William D King simplifies the new Income tax changes to give you a glance at what the proposal is about and who it will affect. There are also particular suggestions to consider this year before heading towards the 2022 tax changes. Always discuss with your tax lawyer to get correct and suitable advice.
Proposal #1 Increase in the top margin of income tax bracket with limitations on deductions. The rate shoots up from 37% to 39.6%. The limit on deductions for state and local tax (SALT) will also alter.
Affected: Taxpayers over the income of $400000
Actions worth a try:
- Consider increasing different types of income like bonuses and deferred compensation.
- Try charitable contributions to defer the deductions.
- Consider completion of Roth conversions.
Proposal #2 Increase of long-term capital gains and End carried interest.
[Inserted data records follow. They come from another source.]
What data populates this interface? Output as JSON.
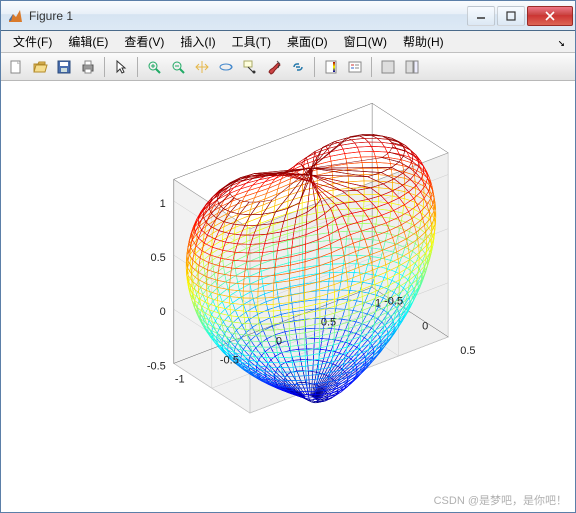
{
  "window": {
    "title": "Figure 1"
  },
  "menu": {
    "file": "文件(F)",
    "edit": "编辑(E)",
    "view": "查看(V)",
    "insert": "插入(I)",
    "tools": "工具(T)",
    "desktop": "桌面(D)",
    "window": "窗口(W)",
    "help": "帮助(H)"
  },
  "toolbar_icons": {
    "new": "new",
    "open": "open",
    "save": "save",
    "print": "print",
    "arrow": "arrow",
    "zoomin": "zoomin",
    "zoomout": "zoomout",
    "pan": "pan",
    "rotate": "rotate",
    "datacursor": "datacursor",
    "brush": "brush",
    "link": "link",
    "colorbar": "colorbar",
    "legend": "legend",
    "hide": "hide",
    "annotate": "annotate"
  },
  "watermark": "CSDN @是梦吧，是你吧！",
  "chart_data": {
    "type": "surface",
    "description": "3D wireframe heart-shaped isosurface (heart equation (x²+9/4 y²+z²-1)³ - x² z³ - 9/80 y² z³ = 0), colored by z with jet colormap",
    "x_range": [
      -1,
      1
    ],
    "y_range": [
      -0.5,
      0.5
    ],
    "z_range": [
      -0.5,
      1.2
    ],
    "x_ticks": [
      -1,
      -0.5,
      0,
      0.5,
      1
    ],
    "y_ticks": [
      -0.5,
      0,
      0.5
    ],
    "z_ticks": [
      -0.5,
      0,
      0.5,
      1
    ],
    "colormap": "jet",
    "color_by": "z",
    "view_azimuth": -37.5,
    "view_elevation": 30,
    "grid": true
  }
}
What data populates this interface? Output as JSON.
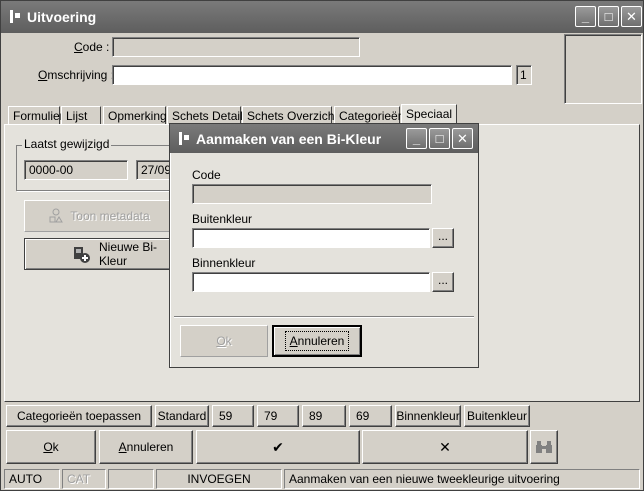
{
  "window": {
    "title": "Uitvoering",
    "controls": {
      "minimize": "_",
      "maximize": "□",
      "close": "✕"
    }
  },
  "header": {
    "code_label": "Code :",
    "code_value": "",
    "omschrijving_label": "Omschrijving :",
    "omschrijving_value": "",
    "counter": "1"
  },
  "tabs": [
    "Formulier",
    "Lijst",
    "Opmerking",
    "Schets Detail",
    "Schets Overzicht",
    "Categorieën",
    "Speciaal"
  ],
  "panel": {
    "group_title": "Laatst gewijzigd",
    "field1": "0000-00",
    "field2": "27/09",
    "toon_metadata": "Toon metadata",
    "nieuwe_bikleur": "Nieuwe Bi-Kleur"
  },
  "dialog": {
    "title": "Aanmaken van een Bi-Kleur",
    "controls": {
      "minimize": "_",
      "maximize": "□",
      "close": "✕"
    },
    "code_label": "Code",
    "code_value": "",
    "buitenkleur_label": "Buitenkleur",
    "buitenkleur_value": "",
    "binnenkleur_label": "Binnenkleur",
    "binnenkleur_value": "",
    "browse": "...",
    "ok": "Ok",
    "annuleren": "Annuleren"
  },
  "filter_bar": [
    "Categorieën toepassen",
    "Standard",
    "59",
    "79",
    "89",
    "69",
    "Binnenkleur",
    "Buitenkleur"
  ],
  "actions": {
    "ok": "Ok",
    "annuleren": "Annuleren",
    "check": "✔",
    "cross": "✕",
    "binoculars": "binoculars"
  },
  "status": {
    "mode": "AUTO",
    "cat": "CAT",
    "empty": "",
    "insert": "INVOEGEN",
    "message": "Aanmaken van een nieuwe tweekleurige uitvoering"
  },
  "colors": {
    "titlebar": "#6a6a6a",
    "face": "#d4d0c8",
    "field": "#ffffff"
  }
}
Also, the present rate of long-term gains is 23.8% for 12 months which might double next year to 43.4%. There will be an end to income generated from carried interest. Tax-free exchanges on 1031 will restrict up to $500000 of gains.
Affected: Taxpayers with more than $1 million annual income including hedge fund managers and realtors with gains over $5000000.
- Complete all the expected sales, exchanges, and distribution this year.
- Make a forecast of the sales for next year and ascertain the exchange rates so to decide if the differential tax payment is worthwhile.
- If you own a C Corporation company, consider paying off the earnings as special dividends this year itself.
Proposal #3 Elimination of Capital gains for Step-up of assets on transfer at death. Presently, the capital gain valuation depends on the person from whom you inherited the income, which will change next year.
Affected: Taxpayers with appreciated assets. People are benefitting from property inheritance and unrealized gains of over $1million in 12 months.
Actions to try:
Evaluation of assets that are not for sale in anticipation of Step-up. Review the estate plan for potential changes in the tax rates. Also, evaluation of trusts for flexibility to ascertain the basis of assets and gains.
There are other tax implications also. Therefore, it is an ocean, and it is always advisable to seek professional help before making any financial decisions.